The system generally relates to workflow processing and, more particularly to optimizing workflow execution by making intelligent decisions regarding how operations used by the workflow can be provided using modules that are dynamically loaded and continuously optimized in response to changes in system and network resource availability.
Workflow processing technologies related to big data systems, including Apache MapReduce, Apache Storm, and Apache Spark, and the like, are typically defined by a set of processing operations, enabling these operations to be run in a defined sequence on a single processing device or a grid of processing devices to accomplish a processing goal. Workflow implementations are typically driven from a workflow definition that primarily focuses on moving data from one operation to another. Workflow operations will typically be managed centrally by a workflow management platform such as Apache Yarn, Apache Mesos, or the like, and be optimized across one or more systems on a compute grid and share a common data store.
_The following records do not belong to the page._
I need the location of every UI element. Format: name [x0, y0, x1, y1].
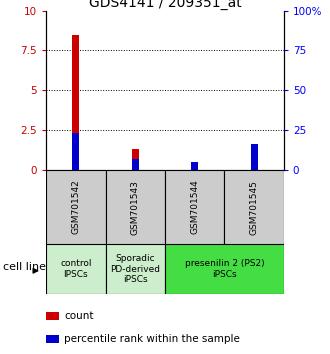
Text: percentile rank within the sample: percentile rank within the sample	[64, 334, 240, 344]
Text: GSM701543: GSM701543	[131, 179, 140, 235]
Bar	[191, 162, 198, 170]
Bar	[106, 170, 165, 244]
Bar	[132, 159, 139, 170]
Text: Sporadic
PD-derived
iPSCs: Sporadic PD-derived iPSCs	[110, 254, 160, 284]
Bar	[46, 335, 59, 343]
Text: GSM701544: GSM701544	[190, 180, 199, 234]
Text: cell line: cell line	[3, 262, 46, 272]
Bar	[191, 162, 198, 170]
Bar	[46, 312, 59, 320]
Bar	[165, 244, 284, 294]
Bar	[250, 144, 258, 170]
Bar	[46, 170, 106, 244]
Bar	[165, 170, 224, 244]
Title: GDS4141 / 209351_at: GDS4141 / 209351_at	[89, 0, 241, 10]
Bar	[72, 133, 80, 170]
Bar	[72, 34, 80, 170]
Text: presenilin 2 (PS2)
iPSCs: presenilin 2 (PS2) iPSCs	[184, 259, 264, 279]
Text: GSM701545: GSM701545	[249, 179, 259, 235]
Bar	[224, 170, 284, 244]
Bar	[46, 244, 106, 294]
Text: control
IPSCs: control IPSCs	[60, 259, 92, 279]
Bar	[132, 149, 139, 170]
Bar	[106, 244, 165, 294]
Text: count: count	[64, 311, 93, 321]
Bar	[250, 146, 258, 170]
Text: GSM701542: GSM701542	[71, 180, 81, 234]
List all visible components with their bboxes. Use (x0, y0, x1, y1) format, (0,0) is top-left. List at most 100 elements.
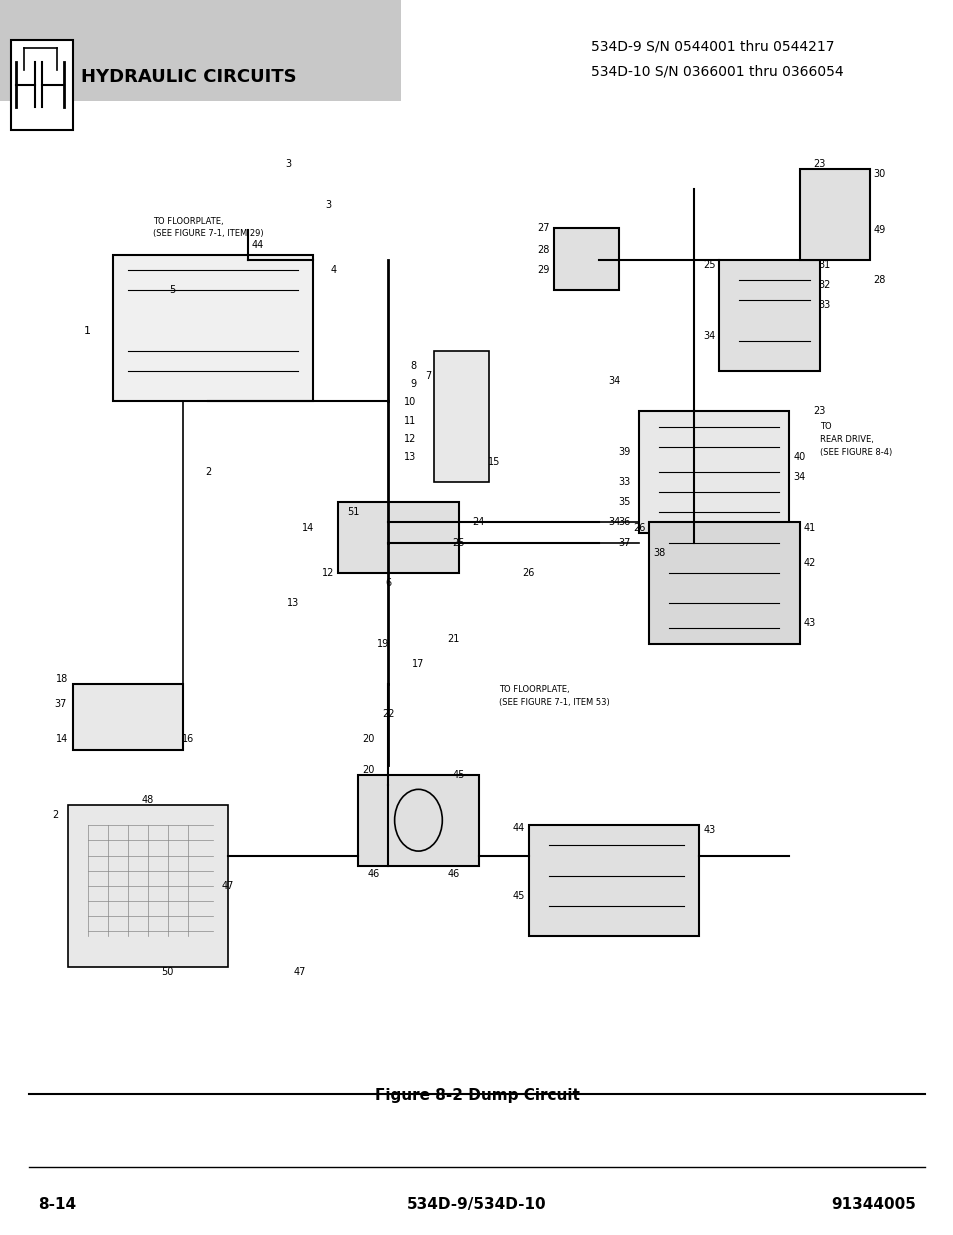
Text: 34: 34 (702, 331, 715, 341)
Bar (648, 522, 799, 643)
Text: 45: 45 (452, 769, 464, 779)
Bar (554, 227, 618, 290)
Text: 10: 10 (404, 398, 416, 408)
Text: TO: TO (819, 422, 830, 431)
Text: 30: 30 (873, 169, 885, 179)
Text: 44: 44 (512, 824, 524, 834)
Text: 33: 33 (618, 477, 630, 487)
Text: 38: 38 (652, 548, 664, 558)
Text: 40: 40 (793, 452, 804, 462)
Bar (68, 805, 228, 967)
Text: 1: 1 (84, 326, 91, 336)
Bar (639, 411, 789, 532)
Text: 11: 11 (404, 415, 416, 426)
Bar (719, 261, 819, 370)
Text: 26: 26 (522, 568, 535, 578)
Text: 25: 25 (452, 537, 464, 547)
Text: 47: 47 (221, 881, 233, 890)
Bar (0, 0, 400, 101)
Text: 39: 39 (618, 447, 630, 457)
Text: 23: 23 (813, 159, 825, 169)
Text: 13: 13 (404, 452, 416, 462)
Text: 13: 13 (287, 598, 299, 608)
Text: 7: 7 (425, 372, 431, 382)
Text: 534D-9/534D-10: 534D-9/534D-10 (407, 1197, 546, 1212)
Bar (11, 40, 73, 130)
Text: 47: 47 (294, 967, 306, 977)
Text: 91344005: 91344005 (830, 1197, 915, 1212)
Text: 8-14: 8-14 (38, 1197, 76, 1212)
Text: 29: 29 (537, 266, 550, 275)
Text: 42: 42 (802, 558, 815, 568)
Text: HYDRAULIC CIRCUITS: HYDRAULIC CIRCUITS (81, 68, 296, 85)
Text: TO FLOORPLATE,: TO FLOORPLATE, (152, 217, 223, 226)
Text: 28: 28 (873, 275, 885, 285)
Text: (SEE FIGURE 8-4): (SEE FIGURE 8-4) (819, 448, 891, 457)
Text: 46: 46 (367, 868, 379, 879)
Bar (72, 684, 183, 750)
Text: 9: 9 (410, 379, 416, 389)
Text: 14: 14 (56, 735, 69, 745)
Text: 4: 4 (330, 266, 336, 275)
Text: 17: 17 (412, 658, 424, 669)
Text: 51: 51 (347, 508, 359, 517)
Bar (528, 825, 699, 936)
Text: 48: 48 (141, 795, 153, 805)
Text: 19: 19 (376, 638, 389, 648)
Text: 534D-10 S/N 0366001 thru 0366054: 534D-10 S/N 0366001 thru 0366054 (591, 64, 843, 79)
Text: 2: 2 (52, 810, 58, 820)
Text: TO FLOORPLATE,: TO FLOORPLATE, (498, 684, 569, 694)
Text: 3: 3 (325, 200, 331, 210)
Text: 41: 41 (802, 522, 815, 532)
Text: 45: 45 (512, 890, 524, 900)
Bar (112, 254, 313, 401)
Text: 43: 43 (802, 619, 815, 629)
Text: 34: 34 (607, 377, 619, 387)
Text: 15: 15 (487, 457, 499, 467)
Text: 46: 46 (447, 868, 459, 879)
Text: 36: 36 (618, 517, 630, 527)
Text: 18: 18 (56, 674, 69, 684)
Text: 12: 12 (404, 433, 416, 443)
Text: 25: 25 (702, 261, 715, 270)
Text: 12: 12 (322, 568, 335, 578)
Text: 21: 21 (447, 634, 459, 643)
Text: 35: 35 (618, 498, 630, 508)
Text: (SEE FIGURE 7-1, ITEM 53): (SEE FIGURE 7-1, ITEM 53) (498, 698, 609, 706)
Text: 34: 34 (607, 517, 619, 527)
Text: 37: 37 (54, 699, 67, 709)
Text: 34: 34 (793, 472, 804, 482)
Bar (433, 351, 488, 482)
Text: 16: 16 (181, 735, 193, 745)
Text: 49: 49 (873, 225, 885, 235)
Text: 50: 50 (161, 967, 173, 977)
Bar (799, 169, 869, 261)
Text: 31: 31 (818, 261, 830, 270)
Text: 24: 24 (472, 517, 484, 527)
Circle shape (395, 789, 442, 851)
Text: 5: 5 (170, 285, 175, 295)
Text: 37: 37 (618, 537, 630, 547)
Text: 20: 20 (362, 764, 375, 774)
Text: 27: 27 (537, 222, 550, 232)
Text: 14: 14 (302, 522, 314, 532)
Text: 6: 6 (385, 578, 391, 588)
Text: 22: 22 (382, 709, 395, 719)
Text: 26: 26 (632, 522, 644, 532)
Text: 28: 28 (537, 245, 550, 254)
Bar (338, 503, 458, 573)
Text: Figure 8-2 Dump Circuit: Figure 8-2 Dump Circuit (375, 1088, 578, 1103)
Text: (SEE FIGURE 7-1, ITEM 29): (SEE FIGURE 7-1, ITEM 29) (152, 230, 263, 238)
Text: 44: 44 (252, 240, 264, 249)
Text: REAR DRIVE,: REAR DRIVE, (819, 435, 873, 445)
Text: 32: 32 (818, 280, 830, 290)
Text: 20: 20 (362, 735, 375, 745)
Text: 33: 33 (818, 300, 830, 310)
Text: 43: 43 (702, 825, 715, 835)
Text: 2: 2 (205, 467, 211, 477)
Text: 23: 23 (813, 406, 825, 416)
Text: 534D-9 S/N 0544001 thru 0544217: 534D-9 S/N 0544001 thru 0544217 (591, 40, 834, 54)
Bar (358, 774, 478, 866)
Text: 8: 8 (410, 361, 416, 370)
Text: 3: 3 (285, 159, 291, 169)
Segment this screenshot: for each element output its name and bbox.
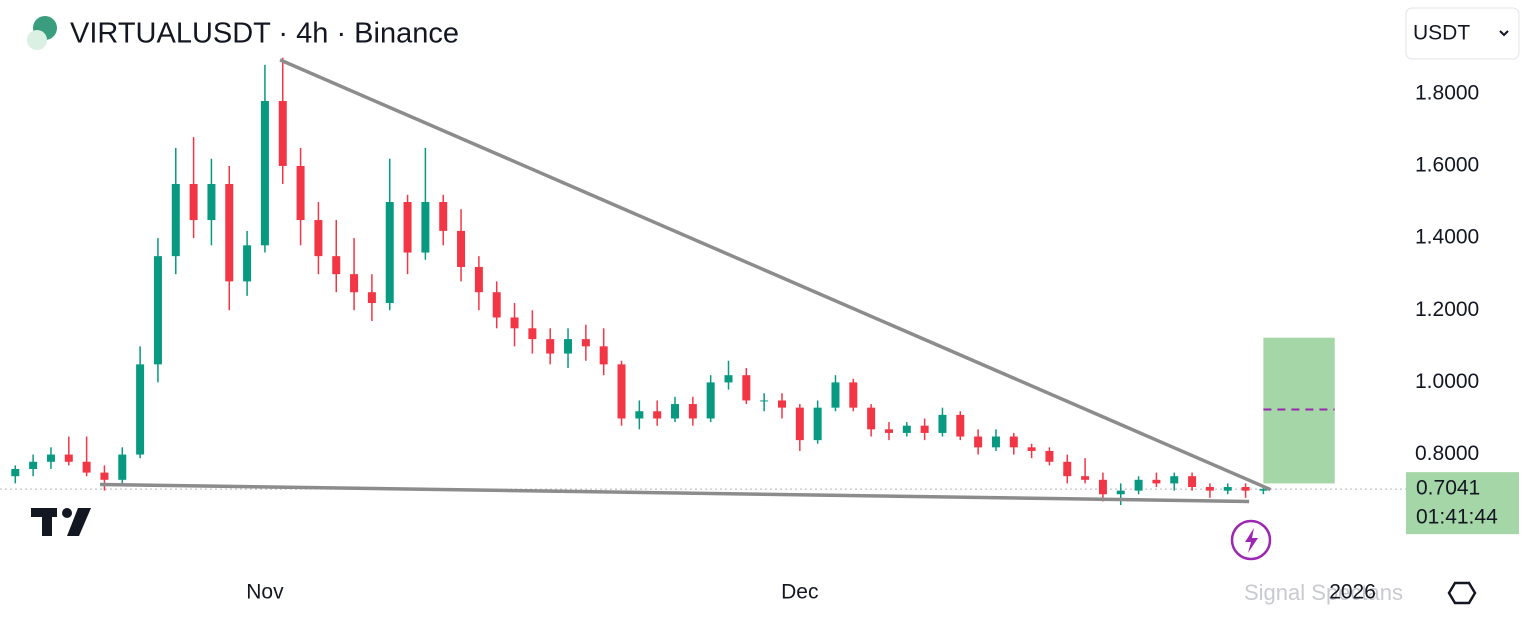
- candle-body: [706, 382, 715, 419]
- candle-body: [528, 328, 537, 340]
- candle-body: [831, 382, 840, 408]
- candle-body: [1188, 476, 1197, 488]
- candle-body: [82, 461, 91, 473]
- candle-body: [296, 165, 305, 221]
- candle-body: [260, 101, 269, 246]
- candle-body: [599, 346, 608, 365]
- candle-body: [956, 414, 965, 437]
- candle-body: [1152, 479, 1161, 484]
- candle-body: [474, 266, 483, 293]
- candle-body: [546, 339, 555, 354]
- candle-body: [724, 375, 733, 383]
- candle-body: [653, 411, 662, 419]
- candle-body: [1259, 489, 1268, 491]
- candle-body: [1045, 450, 1054, 462]
- candle-body: [1134, 479, 1143, 491]
- candle-body: [938, 414, 947, 433]
- candle-body: [207, 183, 216, 221]
- target-zone: [1263, 337, 1335, 484]
- price-label-box: [1406, 472, 1519, 535]
- candle-body: [920, 425, 929, 433]
- x-tick-label: Dec: [781, 581, 818, 604]
- candle-body: [1027, 447, 1036, 451]
- candle-body: [1116, 490, 1125, 495]
- candle-body: [849, 382, 858, 408]
- watermark: Signal Spectans: [1244, 580, 1403, 605]
- y-tick-label: 1.6000: [1415, 153, 1479, 176]
- candle-body: [742, 375, 751, 401]
- currency-label[interactable]: USDT: [1413, 22, 1470, 45]
- candle-body: [884, 429, 893, 433]
- chart-title: VIRTUALUSDT · 4h · Binance: [70, 18, 459, 50]
- candle-body: [1081, 476, 1090, 480]
- candle-body: [29, 461, 38, 469]
- tradingview-logo: [31, 508, 91, 536]
- candle-body: [439, 202, 448, 231]
- candle-body: [1241, 487, 1250, 491]
- plot-area: [0, 57, 1410, 528]
- candle-body: [760, 400, 769, 402]
- y-tick-label: 1.4000: [1415, 226, 1479, 249]
- candle-body: [403, 202, 412, 253]
- candle-body: [225, 183, 234, 282]
- countdown-label: 01:41:44: [1416, 506, 1498, 529]
- candle-body: [974, 436, 983, 448]
- trendline: [279, 58, 1272, 492]
- y-tick-label: 1.0000: [1415, 370, 1479, 393]
- candle-body: [902, 425, 911, 433]
- candle-body: [171, 183, 180, 257]
- candle-body: [1009, 436, 1018, 448]
- candle-body: [795, 407, 804, 441]
- candle-body: [1170, 476, 1179, 484]
- candle-body: [457, 230, 466, 267]
- candle-body: [510, 317, 519, 329]
- last-price-label: 0.7041: [1416, 477, 1480, 500]
- trendline: [99, 482, 1250, 504]
- symbol-icon: [27, 16, 57, 50]
- x-tick-label: Nov: [246, 581, 284, 604]
- candle-body: [635, 411, 644, 419]
- candle-body: [46, 454, 55, 462]
- candle-body: [688, 404, 697, 419]
- candle-body: [350, 274, 359, 293]
- y-tick-label: 1.8000: [1415, 81, 1479, 104]
- candle-body: [421, 202, 430, 253]
- candle-body: [100, 472, 109, 480]
- candle-body: [243, 245, 252, 282]
- candle-body: [564, 339, 573, 354]
- candle-body: [153, 256, 162, 365]
- candle-body: [136, 364, 145, 455]
- candle-body: [813, 407, 822, 441]
- candle-body: [581, 339, 590, 347]
- candle-body: [118, 454, 127, 480]
- candle-body: [278, 101, 287, 166]
- candle-body: [314, 220, 323, 257]
- candle-body: [1205, 487, 1214, 491]
- candle-body: [64, 454, 73, 462]
- candle-body: [991, 436, 1000, 448]
- y-tick-label: 0.8000: [1415, 442, 1479, 465]
- candle-body: [11, 468, 20, 477]
- candle-body: [367, 292, 376, 304]
- candle-body: [777, 400, 786, 408]
- settings-icon[interactable]: [1447, 581, 1477, 605]
- candle-body: [671, 404, 680, 419]
- candle-body: [189, 183, 198, 221]
- candle-body: [492, 292, 501, 318]
- candle-body: [385, 202, 394, 304]
- lightning-icon[interactable]: [1230, 519, 1272, 561]
- candle-body: [1063, 461, 1072, 477]
- y-tick-label: 1.2000: [1415, 298, 1479, 321]
- candle-body: [1223, 487, 1232, 491]
- candle-body: [867, 407, 876, 430]
- candle-body: [1098, 479, 1107, 495]
- x-tick-label: 2026: [1329, 581, 1376, 604]
- currency-select[interactable]: USDT: [1405, 7, 1520, 60]
- candle-body: [617, 364, 626, 419]
- candle-body: [332, 256, 341, 275]
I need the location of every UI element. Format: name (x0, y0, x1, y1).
This implementation works well as long as the systems are in close proximity and have predictable network availability, throughput, and system resources including memory, storage, and processing.
A disadvantage with this workflow processing approach arises when grid processing devices are not in close proximity, have limited and variable network links between each processing system, and/or have rapid changes to system resources available for workflow processing. Because of this, it is challenging or impossible for these systems to utilize a common data store or to optimize workflows that span multiple processing devices. This challenge is even more pronounced when the bulk data originates at the processing devices and that data must be reduced so that it can be transmitted over network links to be utilized by other compute devices on the grid and/or archived centrally. This illustrates the big-data, little-networks problem experienced by highly distributed computing systems, particularly those involved with remote sensing.
For example, a fleet of aircraft, each carrying a LIDAR sensor and a camera, collect geospatial collections. Limitations in quantity of devices, quality of sensor data transmitted, usability of data, latency of data transmission, changes in priorities, or changing network conditions may limit algorithmic exploitation of those collections, especially at the time of collection.
Traditionally this has been solved by static deployment of specially developed or ported code. These capabilities are encumbered by long development cycles, complete software rewrites, and quality assurance processes. This approach is slow, expensive, inflexible, and does not respond to changing resource availability. This approach also effectively puts the data users at the end of data collection workflows instead of participating during the data collection process, consequently slowing down their ability to react as information needs change. With the explosion of the number and complexity of remote sensing devices, many of which are connected to the Internet of Things, this challenge is becoming more widespread.
By managing resource utilization at the module level, existing workflow engines can, without modification, execute workflows with significant improvements to responsiveness across a number of workflows competing for similar resources, particularly when those resources cannot be reallocated to other processing devices on a grid, such as processing camera data from a camera attached to a processing device.